Heyday, a beauty startup that offers affordable facials outside of the spa setting, is launching an updated website later this summer that will use its wealth of consumer data to bring its in-store experience online.  

The company, which gives 30-, 50- and 75-minute facials for $65, $95 and $140, respectively, undercuts the high price typically ascribed to facials at premium spas. Since launching in 2015, Heyday has collected customer data from the 150,000 facials that have been done in its five brick-and-mortar locations (a sixth is opening in Los Angeles mid-July). That data has helped shape a personalized experience in stores by creating a historical profile of every client’s skin quality, concerns and product usage, and now, it’s tapping into that data to beef-up the consumer’s e-commerce journey.

When clients first visit Heyday, they fill out a survey detailing their skin type and experience with facials, which is followed by a conversation with an aesthetician. The aesthetician then devises a customized facial around the customer’s skin needs and, following the appointment, sends an email detailing what was discussed, recommended products, and suggestions for how to care for the skin for the next 30 days and what type of facial to receive next. As customers continue to return to Heyday, more information about their skin is collected during the various times of the year and after certain events (like a sunburn), which allows Heyday to become more sophisticated in tailoring its experiences.

“When you extract the facial out of the spa, it allows you to reframe the conversation around health and wellness, and change the way people engage with it,” co-founder Adam Ross said.

The untethering of the spa and salon experience to focus on one particular service is a larger underlying trend at play as more consumers seek an experience for their time and money. Heyday is part of a slew of competitors and peers offering on-demand services that break down the traditional spa or salon dynamic, like Drybar, which separated the blowout from the larger salon experience. Alchemy 43 aims to unbundle Botox injectables and fillers from the doctor’s office, while The Ritualist serves as a kind of Uber-for-facials by bringing them to the convenience of your home. Larger industry players have taken notice, with Unilever Ventures and U.K.-based retailer Debenhams investing in on-demand beauty platform Blow in 2017, for example.

And as the experiential and customized beauty space sees more players, Heyday is looking to distinguish itself by deepening engagement with clients through its online and e-commerce experience.

The updated website will be able to take the same information from the brick-and-mortar stores and provide customers with a personalized digital experience based on their past skin concerns, product recommendations, seasonal changes, environmental factors and skin reactions to certain life events like stress.
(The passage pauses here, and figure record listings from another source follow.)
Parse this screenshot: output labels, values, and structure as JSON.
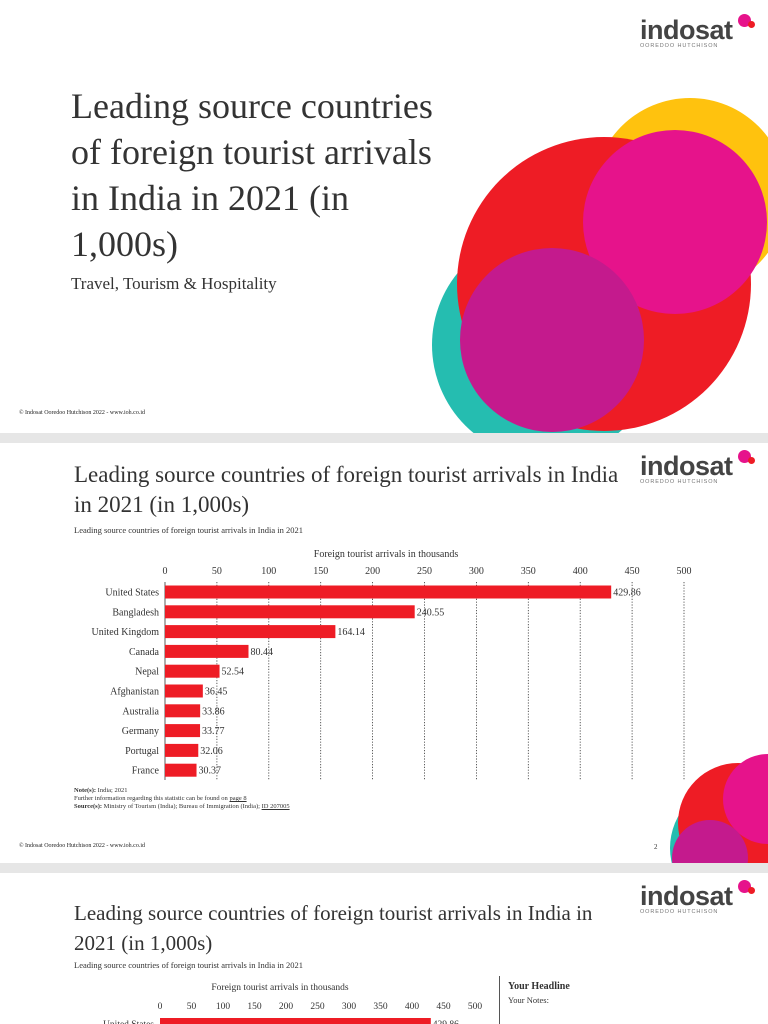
{
  "brand": {
    "name": "indosat",
    "tagline": "OOREDOO HUTCHISON"
  },
  "colors": {
    "red": "#ee1c25",
    "yellow": "#ffc20e",
    "magenta": "#e6138b",
    "teal": "#25bdb0",
    "purple": "#c41a8d",
    "bar": "#ee1c25"
  },
  "slide1": {
    "title": "Leading source countries of foreign tourist arrivals in India in 2021 (in 1,000s)",
    "subtitle": "Travel, Tourism & Hospitality",
    "footer": "© Indosat Ooredoo Hutchison 2022 - www.ioh.co.id"
  },
  "slide2": {
    "title": "Leading source countries of foreign tourist arrivals in India in 2021 (in 1,000s)",
    "caption": "Leading source countries of foreign tourist arrivals in India in 2021",
    "note_label": "Note(s):",
    "note_text": "India; 2021",
    "further_info": "Further information regarding this statistic can be found on",
    "further_link": "page 8",
    "source_label": "Source(s):",
    "source_text": "Ministry of Tourism (India); Bureau of Immigration (India);",
    "source_id": "ID 207005",
    "footer": "© Indosat Ooredoo Hutchison 2022 - www.ioh.co.id",
    "page_number": "2"
  },
  "slide3": {
    "title": "Leading source countries of foreign tourist arrivals in India in 2021 (in 1,000s)",
    "caption": "Leading source countries of foreign tourist arrivals in India in 2021",
    "headline": "Your Headline",
    "notes": "Your Notes:"
  },
  "chart_data": {
    "type": "bar",
    "orientation": "horizontal",
    "xlabel": "Foreign tourist arrivals in thousands",
    "xlim": [
      0,
      500
    ],
    "ticks": [
      0,
      50,
      100,
      150,
      200,
      250,
      300,
      350,
      400,
      450,
      500
    ],
    "grid": true,
    "categories": [
      "United States",
      "Bangladesh",
      "United Kingdom",
      "Canada",
      "Nepal",
      "Afghanistan",
      "Australia",
      "Germany",
      "Portugal",
      "France"
    ],
    "values": [
      429.86,
      240.55,
      164.14,
      80.44,
      52.54,
      36.45,
      33.86,
      33.77,
      32.06,
      30.37
    ],
    "value_labels": [
      "429.86",
      "240.55",
      "164.14",
      "80.44",
      "52.54",
      "36.45",
      "33.86",
      "33.77",
      "32.06",
      "30.37"
    ],
    "partial_slide3": {
      "first_category": "United States",
      "first_value_label": "429.86"
    }
  }
}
Specifically, the backend of the website will provide a more seamless experience between e-commerce, facial bookings and its skin-care database, co-founder Michael Pollak said. For example, customers currently receive an email following their appointment, and if they desire to shop on the Heyday website, a new tab will open up for the separate storefront; with the update, they will be able to login to Heyday, track their skin history and see product recommendations, as well as message Heyday team members if they are unable to access a physical location.

“We have a comprehensive database, so when a customer comes in to visit, every facial and product [used] is digitized, and it’s used behind the scenes to better customize an experience,” Ross said, adding that it provides the business a “high degree of sophistication” that other spas do not offer.
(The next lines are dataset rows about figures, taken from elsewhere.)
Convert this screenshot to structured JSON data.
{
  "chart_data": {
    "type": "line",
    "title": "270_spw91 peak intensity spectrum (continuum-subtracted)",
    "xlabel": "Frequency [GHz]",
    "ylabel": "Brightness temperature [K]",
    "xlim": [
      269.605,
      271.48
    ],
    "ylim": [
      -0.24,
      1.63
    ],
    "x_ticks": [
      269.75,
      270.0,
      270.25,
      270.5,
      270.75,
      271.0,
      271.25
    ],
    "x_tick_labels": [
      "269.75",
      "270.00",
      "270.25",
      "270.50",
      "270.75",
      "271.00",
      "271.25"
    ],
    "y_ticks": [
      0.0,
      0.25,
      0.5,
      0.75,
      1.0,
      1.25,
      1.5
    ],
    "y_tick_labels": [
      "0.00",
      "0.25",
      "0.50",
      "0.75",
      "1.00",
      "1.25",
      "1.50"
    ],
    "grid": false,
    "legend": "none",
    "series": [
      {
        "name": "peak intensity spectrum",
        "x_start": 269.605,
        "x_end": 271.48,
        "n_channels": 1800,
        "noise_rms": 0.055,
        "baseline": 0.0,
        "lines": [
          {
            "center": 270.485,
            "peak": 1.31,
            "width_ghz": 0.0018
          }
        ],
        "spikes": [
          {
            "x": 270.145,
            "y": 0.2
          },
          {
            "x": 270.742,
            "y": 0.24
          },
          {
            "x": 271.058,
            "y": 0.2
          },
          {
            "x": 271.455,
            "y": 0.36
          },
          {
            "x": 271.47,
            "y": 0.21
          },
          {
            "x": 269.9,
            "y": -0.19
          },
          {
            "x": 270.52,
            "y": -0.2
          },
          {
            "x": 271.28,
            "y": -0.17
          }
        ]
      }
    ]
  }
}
While the new site will close the loop on the service and recommendation experience by selling featured products, Heyday is not offering its own private-label products. Instead, it sells from brands like Herbivore Botanicals and Naturopathica. Ross and his team believe venturing into private-label would undermine its personalized and customized services, since different products from a variety of brands and price points can address more skin issues than one singular brand. Additionally, Heyday could lose the trust of customers if they feel there is a bait-and-switch, where the facial experience feels more like a funnel to just sell them on private-label products.

That is why the e-commerce push is meant to improve the brick-and-mortar experience for Heyday, not undermine it. Currently, Heyday sees 40 percent of clients visiting once a month, and 60 percent of new clients as referrals from existing ones, Ross said. This kind of customer loyalty and trust can be leveraged to enrich the online experience, he said, but that the business needs to be “careful and methodical” about how it approaches this.

“E-commerce is a minimal part of the business, and we deliberately haven’t focused on it because the first couple of [years] were about creating an in-store brand. There’s time for e-commerce,” he said.